Quels peuvent être des indicateurs d'argumentation ?
1) La présence d'arguments visant à justifier rationnellement la thèse que l'on soutient.
Ces arguments peuvent constituer des exemples, éléments concrets pour illustrer sa thèse, mais ils ne sont jamais définitivement probants, car on peut toujours leur opposer des contre exemples.
Ils peuvent utiliser une structure logique, et faire appel à la causalité ou la finalité, comme dans un raisonnement. Exemples : le syllogisme, qui conclut de deux propositions ; ou le raisonnement hypothético-déductif (si on pose ceci, alors cela). On peut ainsi faire une expérience de pensée (Ex. : et si tout le monde était menteur ? Alors...), où l'on va déduire des conséquences du monde imaginé. On cherche ici la cohérence dans le discours, l'accord avec soi-même, sans raisonner faussement ou se contredire.

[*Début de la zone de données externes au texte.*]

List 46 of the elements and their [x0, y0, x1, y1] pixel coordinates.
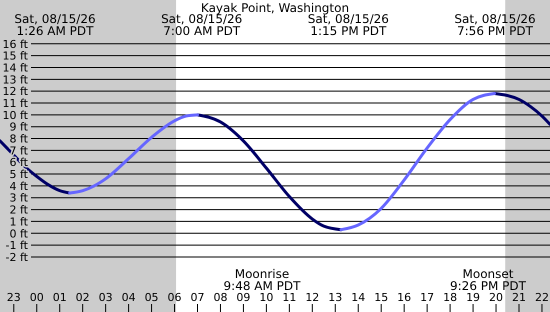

2) La présence d'arguments visant à justifier rationnellement son désaccord avec une opinion émise.
Un moyen de contre argumenter est le contre exemple, qui détruit toute induction abusivement généralisatrice, et a donc statut épistémologique de preuve.
D'un point de vue logique, on peut aussi relever une erreur de raisonnement (sophisme) ou une contradiction chez son interlocuteur.
3) La présence d'arguments visant à se faire des objections à soi-même. C'est le signe manifeste d'une capacité réflexive, celle de pouvoir dialoguer avec soi-même (définition de la pensée philosophique selon Platon).
4) La présence d'arguments visant à répondre rationnellement à une objection que l'on nous fait.
(1) Galichet F., Philosopher à tout âge - Approche interprétative du philosopher, Vrin, 2019.
(2) Jeanmart G., in Tozzi (coord.) Perspectives didactiques en philosophie : éclairages théoriques et historiques, pistes pratiques, Lucas-Lambert, 2019. Charbonnier S. ; Que peut la philosophie, Le Seuil, 2013.
(3) Deleuze G. et Guattari F, Qu'est-ce que la philosophie, Ed. De Minuit, 1972.